Cada nota, cada sussurro parece pintar cores novas em minha alma, cores que talvez eu nem soubesse que existiam... E em cada momento de silêncio, essa tatuagem vibra com a promessa de mais risos, mais canções, mais vida.
Neste mundo barulhento, onde tantas vozes ecoam, encontrei uma que me faz parar, ouvir e simplesmente sentir... às vezes, gritar para se calar! Que sorte a minha, ter tais tesouros que ressoam tão verdadeiramente dentro de mim.
Enquanto o mundo ao redor parece girar em uma velocidade vertiginosa, eu me agarro à certeza de um sentimento que desafia as estações, as tempestades e o ruído incessante das dúvidas alheias. Em meu peito, um amor ressoa com a força de uma melodia inquebrantável; ele se ergue acima dos sussurros e das críticas, protegido e imaculado.
Sinto, em cada batida do meu coração, a promessa de que tudo ficará bem. Porque mesmo quando a chuva cai pesada, transformando o dia em um véu cinzento de incertezas, há uma luz que permanece... é o amor que compartilhamos. Esse amor é o meu farol, a certeza que me guia através das tormentas da vida. Ele me diz que não há nada lá fora capaz de mudar o que carrego aqui dentro.
Às vezes, as pessoas falam. Elas questionam e duvidam, talvez refletindo suas próprias inseguranças e medos. Mas eu aprendi que as vozes externas não podem tocar a verdade que vive entre nós dois. Nenhuma palavra, nenhum olhar de desaprovação, nada é forte o suficiente para se interpor entre o que sentimos. Esse entendimento me envolve com uma força quase palpável e, com cada dia que passa, esse amor se aprofunda, se fortalece, desafiando o tempo e o espaço.
Em momentos de solidão ou desafio, lembro-me de que não estou sozinho. Você está comigo, em espírito e coração, através dos dias e noites, em cada passo incerto ou sorriso compartilhado. Essa conexão que temos é rara, preciosa... algo pelo qual muitos procuram a vida inteira.
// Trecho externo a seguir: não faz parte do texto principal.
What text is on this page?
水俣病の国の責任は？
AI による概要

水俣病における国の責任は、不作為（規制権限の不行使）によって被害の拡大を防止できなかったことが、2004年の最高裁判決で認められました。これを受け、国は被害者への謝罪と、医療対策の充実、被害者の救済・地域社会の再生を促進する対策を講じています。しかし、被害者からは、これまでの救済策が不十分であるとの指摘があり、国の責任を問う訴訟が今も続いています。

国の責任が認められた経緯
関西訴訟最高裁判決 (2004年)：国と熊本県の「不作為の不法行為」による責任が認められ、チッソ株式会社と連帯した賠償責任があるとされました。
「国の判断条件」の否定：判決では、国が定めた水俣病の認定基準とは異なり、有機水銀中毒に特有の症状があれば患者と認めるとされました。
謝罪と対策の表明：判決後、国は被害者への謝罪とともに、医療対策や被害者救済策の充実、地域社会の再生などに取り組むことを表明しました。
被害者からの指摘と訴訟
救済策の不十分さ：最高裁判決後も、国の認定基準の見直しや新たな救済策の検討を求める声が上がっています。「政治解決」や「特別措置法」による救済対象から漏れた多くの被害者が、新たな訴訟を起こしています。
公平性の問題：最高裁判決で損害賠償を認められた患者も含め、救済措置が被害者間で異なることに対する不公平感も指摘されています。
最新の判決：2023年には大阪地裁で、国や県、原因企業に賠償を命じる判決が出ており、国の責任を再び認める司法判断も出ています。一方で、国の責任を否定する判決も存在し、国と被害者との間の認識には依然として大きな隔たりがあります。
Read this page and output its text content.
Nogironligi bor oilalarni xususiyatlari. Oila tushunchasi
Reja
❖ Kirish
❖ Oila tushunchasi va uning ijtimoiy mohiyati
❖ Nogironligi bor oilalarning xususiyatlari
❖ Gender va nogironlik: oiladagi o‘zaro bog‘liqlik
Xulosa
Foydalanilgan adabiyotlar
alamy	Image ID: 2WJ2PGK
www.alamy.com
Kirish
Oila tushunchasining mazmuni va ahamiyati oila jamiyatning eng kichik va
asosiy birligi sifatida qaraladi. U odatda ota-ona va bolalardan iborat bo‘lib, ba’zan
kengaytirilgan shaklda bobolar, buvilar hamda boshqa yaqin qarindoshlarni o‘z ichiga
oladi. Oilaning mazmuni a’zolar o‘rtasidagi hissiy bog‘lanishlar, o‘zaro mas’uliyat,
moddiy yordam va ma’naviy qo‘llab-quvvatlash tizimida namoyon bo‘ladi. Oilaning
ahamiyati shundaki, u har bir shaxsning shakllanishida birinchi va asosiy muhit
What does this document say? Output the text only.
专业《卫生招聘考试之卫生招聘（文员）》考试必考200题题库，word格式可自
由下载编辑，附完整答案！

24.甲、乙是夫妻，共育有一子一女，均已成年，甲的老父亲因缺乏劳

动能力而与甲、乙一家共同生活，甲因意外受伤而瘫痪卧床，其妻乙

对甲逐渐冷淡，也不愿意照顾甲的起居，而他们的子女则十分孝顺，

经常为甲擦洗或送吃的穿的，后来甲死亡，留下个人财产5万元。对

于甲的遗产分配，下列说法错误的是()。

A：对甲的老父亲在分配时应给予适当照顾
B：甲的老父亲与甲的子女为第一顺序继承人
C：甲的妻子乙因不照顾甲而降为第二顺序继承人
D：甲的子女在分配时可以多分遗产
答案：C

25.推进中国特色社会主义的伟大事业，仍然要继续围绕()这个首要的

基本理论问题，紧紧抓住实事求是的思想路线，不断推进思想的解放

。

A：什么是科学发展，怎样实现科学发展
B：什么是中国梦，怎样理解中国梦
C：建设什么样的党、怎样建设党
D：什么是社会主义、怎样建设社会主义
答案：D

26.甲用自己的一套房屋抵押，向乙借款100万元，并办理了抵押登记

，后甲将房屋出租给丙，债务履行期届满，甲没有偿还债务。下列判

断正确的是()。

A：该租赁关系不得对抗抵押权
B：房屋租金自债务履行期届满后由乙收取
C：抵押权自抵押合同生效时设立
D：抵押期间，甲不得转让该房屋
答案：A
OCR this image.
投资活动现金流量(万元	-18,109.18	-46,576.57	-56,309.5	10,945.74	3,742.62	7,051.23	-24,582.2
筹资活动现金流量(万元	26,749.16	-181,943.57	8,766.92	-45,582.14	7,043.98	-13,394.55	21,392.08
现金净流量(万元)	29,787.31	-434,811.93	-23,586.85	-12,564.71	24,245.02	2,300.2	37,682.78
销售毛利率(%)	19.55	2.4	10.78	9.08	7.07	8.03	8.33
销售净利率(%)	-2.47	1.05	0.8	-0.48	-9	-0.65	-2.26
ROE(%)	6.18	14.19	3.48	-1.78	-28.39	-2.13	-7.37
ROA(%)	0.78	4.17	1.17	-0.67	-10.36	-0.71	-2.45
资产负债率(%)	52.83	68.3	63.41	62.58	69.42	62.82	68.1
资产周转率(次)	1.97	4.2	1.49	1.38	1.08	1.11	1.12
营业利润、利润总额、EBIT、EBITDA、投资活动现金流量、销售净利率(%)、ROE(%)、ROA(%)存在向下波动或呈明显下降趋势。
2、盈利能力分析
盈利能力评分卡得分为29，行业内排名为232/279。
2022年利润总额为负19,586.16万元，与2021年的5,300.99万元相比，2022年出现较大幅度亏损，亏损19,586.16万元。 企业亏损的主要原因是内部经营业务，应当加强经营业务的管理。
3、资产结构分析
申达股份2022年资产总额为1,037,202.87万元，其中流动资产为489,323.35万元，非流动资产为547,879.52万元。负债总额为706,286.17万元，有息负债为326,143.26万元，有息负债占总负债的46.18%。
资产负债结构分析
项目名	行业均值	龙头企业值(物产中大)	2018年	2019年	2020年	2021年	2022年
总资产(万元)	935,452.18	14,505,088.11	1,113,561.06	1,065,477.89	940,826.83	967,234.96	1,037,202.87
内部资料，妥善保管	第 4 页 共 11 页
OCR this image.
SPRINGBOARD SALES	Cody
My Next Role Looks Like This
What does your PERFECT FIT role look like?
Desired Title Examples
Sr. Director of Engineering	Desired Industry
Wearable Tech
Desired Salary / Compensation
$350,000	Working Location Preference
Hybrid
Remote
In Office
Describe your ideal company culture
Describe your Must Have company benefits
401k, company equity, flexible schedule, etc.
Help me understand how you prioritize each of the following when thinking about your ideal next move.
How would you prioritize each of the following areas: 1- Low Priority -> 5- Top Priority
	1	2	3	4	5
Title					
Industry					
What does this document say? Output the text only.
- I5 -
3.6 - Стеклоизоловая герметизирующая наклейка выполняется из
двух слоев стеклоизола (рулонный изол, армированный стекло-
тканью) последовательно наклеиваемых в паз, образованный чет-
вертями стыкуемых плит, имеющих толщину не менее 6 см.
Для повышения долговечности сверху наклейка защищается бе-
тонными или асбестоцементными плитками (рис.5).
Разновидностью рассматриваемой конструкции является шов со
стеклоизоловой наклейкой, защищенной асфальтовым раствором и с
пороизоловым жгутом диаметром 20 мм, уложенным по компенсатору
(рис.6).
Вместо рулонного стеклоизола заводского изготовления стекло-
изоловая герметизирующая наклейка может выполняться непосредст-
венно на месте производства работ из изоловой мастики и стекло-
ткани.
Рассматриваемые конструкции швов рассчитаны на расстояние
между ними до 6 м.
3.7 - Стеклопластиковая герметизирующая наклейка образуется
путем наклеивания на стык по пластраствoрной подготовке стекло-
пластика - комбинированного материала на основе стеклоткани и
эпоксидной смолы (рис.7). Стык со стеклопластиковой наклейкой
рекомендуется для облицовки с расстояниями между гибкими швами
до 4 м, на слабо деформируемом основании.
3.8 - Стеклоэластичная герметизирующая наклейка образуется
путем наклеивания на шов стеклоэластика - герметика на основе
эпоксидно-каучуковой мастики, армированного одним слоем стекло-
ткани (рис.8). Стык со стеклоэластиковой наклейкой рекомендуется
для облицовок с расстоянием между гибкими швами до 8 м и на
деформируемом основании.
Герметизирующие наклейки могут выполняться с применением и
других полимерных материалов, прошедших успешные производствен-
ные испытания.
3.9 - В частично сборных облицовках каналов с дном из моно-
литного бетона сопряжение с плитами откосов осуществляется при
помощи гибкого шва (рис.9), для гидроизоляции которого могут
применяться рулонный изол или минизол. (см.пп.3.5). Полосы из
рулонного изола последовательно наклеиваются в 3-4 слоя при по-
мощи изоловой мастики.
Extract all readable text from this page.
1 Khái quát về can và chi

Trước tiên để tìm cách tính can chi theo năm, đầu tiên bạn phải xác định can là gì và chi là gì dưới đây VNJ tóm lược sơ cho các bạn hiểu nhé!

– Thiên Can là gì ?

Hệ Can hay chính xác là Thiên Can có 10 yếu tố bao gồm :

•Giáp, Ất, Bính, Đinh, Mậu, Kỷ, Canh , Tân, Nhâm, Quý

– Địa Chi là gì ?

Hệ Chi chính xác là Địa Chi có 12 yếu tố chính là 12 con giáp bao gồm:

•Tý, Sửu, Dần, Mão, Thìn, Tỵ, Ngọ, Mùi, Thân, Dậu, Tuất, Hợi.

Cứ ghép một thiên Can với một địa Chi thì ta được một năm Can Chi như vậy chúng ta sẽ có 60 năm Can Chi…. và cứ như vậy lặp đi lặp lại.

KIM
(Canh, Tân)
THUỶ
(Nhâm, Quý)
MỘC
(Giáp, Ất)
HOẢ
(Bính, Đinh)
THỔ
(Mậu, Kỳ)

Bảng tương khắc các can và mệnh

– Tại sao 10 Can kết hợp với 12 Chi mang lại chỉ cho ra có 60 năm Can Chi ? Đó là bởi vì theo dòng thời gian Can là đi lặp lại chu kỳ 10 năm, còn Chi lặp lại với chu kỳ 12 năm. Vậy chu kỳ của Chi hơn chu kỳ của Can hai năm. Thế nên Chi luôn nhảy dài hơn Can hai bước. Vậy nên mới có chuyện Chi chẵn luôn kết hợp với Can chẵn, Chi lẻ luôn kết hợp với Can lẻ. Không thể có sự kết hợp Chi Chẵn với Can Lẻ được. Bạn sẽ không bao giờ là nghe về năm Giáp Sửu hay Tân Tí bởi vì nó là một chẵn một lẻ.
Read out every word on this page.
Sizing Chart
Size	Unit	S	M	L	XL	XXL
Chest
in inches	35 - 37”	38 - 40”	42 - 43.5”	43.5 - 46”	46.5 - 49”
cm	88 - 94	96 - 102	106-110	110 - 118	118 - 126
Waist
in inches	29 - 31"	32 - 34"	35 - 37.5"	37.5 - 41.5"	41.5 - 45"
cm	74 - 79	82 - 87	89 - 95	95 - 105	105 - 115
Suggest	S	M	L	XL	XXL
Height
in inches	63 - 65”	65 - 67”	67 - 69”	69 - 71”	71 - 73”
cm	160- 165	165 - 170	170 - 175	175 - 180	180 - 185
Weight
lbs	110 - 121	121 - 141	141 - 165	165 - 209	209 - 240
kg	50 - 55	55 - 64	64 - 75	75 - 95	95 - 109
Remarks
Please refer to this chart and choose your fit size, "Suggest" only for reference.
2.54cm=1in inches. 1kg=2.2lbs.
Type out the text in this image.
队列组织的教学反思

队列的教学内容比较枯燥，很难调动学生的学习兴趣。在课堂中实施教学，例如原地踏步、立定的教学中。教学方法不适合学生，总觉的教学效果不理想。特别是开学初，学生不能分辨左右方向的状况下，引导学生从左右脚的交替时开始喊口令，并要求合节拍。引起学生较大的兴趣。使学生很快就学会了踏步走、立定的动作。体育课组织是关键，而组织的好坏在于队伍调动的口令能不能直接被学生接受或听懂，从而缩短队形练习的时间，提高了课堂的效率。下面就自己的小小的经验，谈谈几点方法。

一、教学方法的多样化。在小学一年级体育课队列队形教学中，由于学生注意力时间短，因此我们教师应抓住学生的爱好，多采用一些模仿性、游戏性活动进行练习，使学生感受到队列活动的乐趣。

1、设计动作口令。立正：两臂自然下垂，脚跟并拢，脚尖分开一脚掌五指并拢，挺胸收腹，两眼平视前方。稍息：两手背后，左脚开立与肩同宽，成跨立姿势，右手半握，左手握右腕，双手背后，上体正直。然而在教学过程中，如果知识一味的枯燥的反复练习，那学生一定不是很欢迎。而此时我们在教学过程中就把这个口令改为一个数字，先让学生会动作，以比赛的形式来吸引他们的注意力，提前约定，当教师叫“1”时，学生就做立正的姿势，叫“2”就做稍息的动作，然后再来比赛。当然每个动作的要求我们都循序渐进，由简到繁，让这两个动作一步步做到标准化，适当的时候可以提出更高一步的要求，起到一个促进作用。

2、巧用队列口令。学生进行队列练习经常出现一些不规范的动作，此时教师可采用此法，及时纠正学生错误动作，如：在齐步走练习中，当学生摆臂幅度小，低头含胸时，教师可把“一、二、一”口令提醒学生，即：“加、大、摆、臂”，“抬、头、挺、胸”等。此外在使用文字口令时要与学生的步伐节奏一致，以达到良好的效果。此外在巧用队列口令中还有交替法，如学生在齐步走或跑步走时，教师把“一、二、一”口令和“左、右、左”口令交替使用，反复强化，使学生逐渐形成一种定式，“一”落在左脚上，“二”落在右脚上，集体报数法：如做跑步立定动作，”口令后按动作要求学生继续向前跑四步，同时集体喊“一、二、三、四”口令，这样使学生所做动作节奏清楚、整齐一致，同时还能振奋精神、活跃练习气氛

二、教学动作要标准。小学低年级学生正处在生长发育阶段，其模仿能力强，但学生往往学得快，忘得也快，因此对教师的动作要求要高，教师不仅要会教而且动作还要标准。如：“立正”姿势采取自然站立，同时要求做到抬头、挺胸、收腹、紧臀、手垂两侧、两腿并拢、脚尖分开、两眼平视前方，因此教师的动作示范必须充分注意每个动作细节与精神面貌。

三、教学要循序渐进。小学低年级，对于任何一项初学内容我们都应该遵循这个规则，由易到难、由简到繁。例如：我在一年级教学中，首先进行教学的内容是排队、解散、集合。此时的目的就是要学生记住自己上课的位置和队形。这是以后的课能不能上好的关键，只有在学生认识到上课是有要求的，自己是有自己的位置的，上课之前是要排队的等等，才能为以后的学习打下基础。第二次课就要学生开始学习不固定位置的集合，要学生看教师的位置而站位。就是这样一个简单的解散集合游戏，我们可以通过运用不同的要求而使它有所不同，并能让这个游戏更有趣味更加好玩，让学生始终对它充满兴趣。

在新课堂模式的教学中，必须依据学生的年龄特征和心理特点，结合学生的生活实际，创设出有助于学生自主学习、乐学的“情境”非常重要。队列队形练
E assim, com você, sinto-me completo, seguro no conhecimento de que, independentemente do que venha, nós enfrentaremos juntos. Não há ninguém, nada, capaz de me fazer duvidar desse sentimento. No fundo, eu sei... tudo vai ficar bem. Porque o que temos é imutável, tão certo quanto o amanhecer que segue a noite mais escura.
Portanto, enquanto eu viver, carregarei essa certeza como um estandarte, uma declaração de amor e desafio contra qualquer tempestade. Porque no final, não importa o que digam ou façam, eles não podem tocar o que sinto por você. E isso é tudo o que importa.